Perinatal asphyxia is a condition resulting from insufficient oxygen delivery to the fetus or newborn. It requires immediate and systematic evaluation and management to prevent long-term neurological damage and other complications.
Initial Assessment and Stabilization
- Immediate Assessment:
- Apgar Score: Evaluate at 1, 5, and 10 minutes.
- Respiratory Effort: Check for spontaneous breathing or gasping.
- Heart Rate: Monitor, ideally above 100 bpm.
- Color: Assess for cyanosis or pallor.
- Muscle Tone: Observe movements and tone.
- Resuscitation Steps:
- Warmth: Place the neonate under a radiant warmer.
- Positioning: Position the head in a slightly extended ‘sniffing’ position.
- Clearing Airway: Suction the mouth and nose if there is obvious obstruction.
- Stimulation: Dry and stimulate the newborn to initiate breathing.
- Positive Pressure Ventilation (PPV):
- If the newborn is not breathing or has a heart rate <100 bpm, start PPV using a bag and mask.

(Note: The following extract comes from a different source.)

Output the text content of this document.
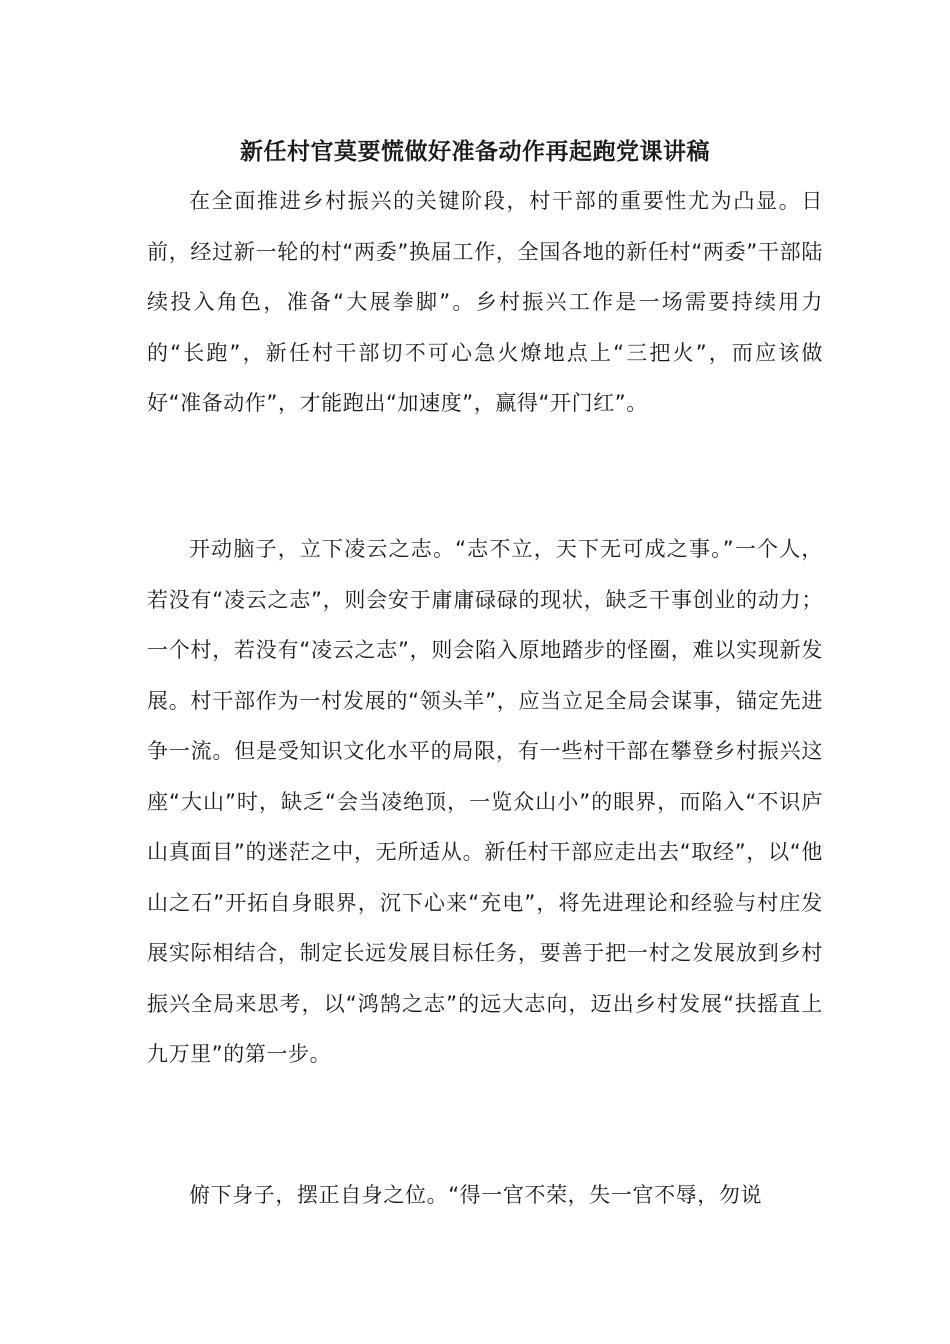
新任村官莫要慌做好准备动作再起跑党课讲稿

在全面推进乡村振兴的关键阶段，村干部的重要性尤为凸显。日前，经过新一轮的村“两委”换届工作，全国各地的新任村“两委”干部陆续投入角色，准备“大展拳脚”。乡村振兴工作是一场需要持续用力的“长跑”，新任村干部切不可心急火燎地点上“三把火”，而应该做好“准备动作”，才能跑出“加速度”，赢得“开门红”。

开动脑子，立下凌云之志。“志不立，天下无可成之事。”一个人，若没有“凌云之志”，则会安于庸庸碌碌的现状，缺乏干事创业的动力；一个村，若没有“凌云之志”，则会陷入原地踏步的怪圈，难以实现新发展。村干部作为一村发展的“领头羊”，应当立足全局会谋事，锚定先进争一流。但是受知识文化水平的局限，有一些村干部在攀登乡村振兴这座“大山”时，缺乏“会当凌绝顶，一览众山小”的眼界，而陷入“不识庐山真面目”的迷茫之中，无所适从。新任村干部应走出去“取经”，以“他山之石”开拓自身眼界，沉下心来“充电”，将先进理论和经验与村庄发展实际相结合，制定长远发展目标任务，要善于把一村之发展放到乡村振兴全局来思考，以“鸿鹄之志”的远大志向，迈出乡村发展“扶摇直上九万里”的第一步。

俯下身子，摆正自身之位。“得一官不荣，失一官不辱，勿说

- Ensure a proper seal and appropriate ventilation rate (40-60 breaths per minute).
- Use 21% oxygen initially for term neonates; consider higher concentrations if no improvement.
- Chest Compressions:
- If the heart rate remains <60 bpm after 30 seconds of effective PPV, start chest compressions.
- Coordinate compressions with ventilations in a 3:1 ratio.
- Medications:
- Epinephrine: Administer if the heart rate remains <60 bpm despite effective ventilation and compressions. Dose: 0.01-0.03 mg/kg IV or via endotracheal tube.
- Volume Expansion: Consider if there is evidence of shock or blood loss. Use isotonic saline or blood products (10 ml/kg).
Post-Resuscitation Care
- Monitoring:
- Continuous monitoring of heart rate, respiratory rate, oxygen saturation, and blood pressure.
- Frequent neurological assessments.
- Supportive Care:
- Oxygen Therapy: Maintain SpO2 within target range (90-95%).
- Thermoregulation: Prevent hypothermia or hyperthermia.
- Glucose Monitoring: Regular monitoring and maintenance of normoglycemia.
- Fluid Management: Administer fluids judiciously to avoid fluid overload.
- Neurological Protection:
- Therapeutic Hypothermia: Consider for eligible neonates with moderate to severe hypoxic-ischemic encephalopathy (HIE). Initiate within 6 hours of birth.
- Seizure Management: Monitor for seizures and treat with antiepileptic drugs if necessary.
- Investigations:
- Blood Gases: Assess for metabolic acidosis.
- Complete Blood Count (CBC): Check for infection or anemia.
- Blood Glucose: Monitor for hypoglycemia.
- Electrolytes and Renal Function: Assess for renal impairment.
- Neuroimaging: Consider MRI or cranial ultrasound for HIE evaluation.
- Family Support:
- Keep the family informed and involved in the care process.
- Provide emotional support and counseling.
Follow-Up and Long-Term Care
- Neurological Monitoring:
- Regular follow-up for developmental assessments.
- Early intervention programs if developmental delays or neurological deficits are detected.
- Multidisciplinary Care:
- Involve a team of neonatologists, neurologists, physiotherapists, and occupational therapists.
- Individualized care plans for each child based on ongoing assessments and needs.
- Parent Education:
- Educate parents about potential long-term outcomes and early signs of developmental delays.
- Provide resources and support for at-home care and follow-up appointments.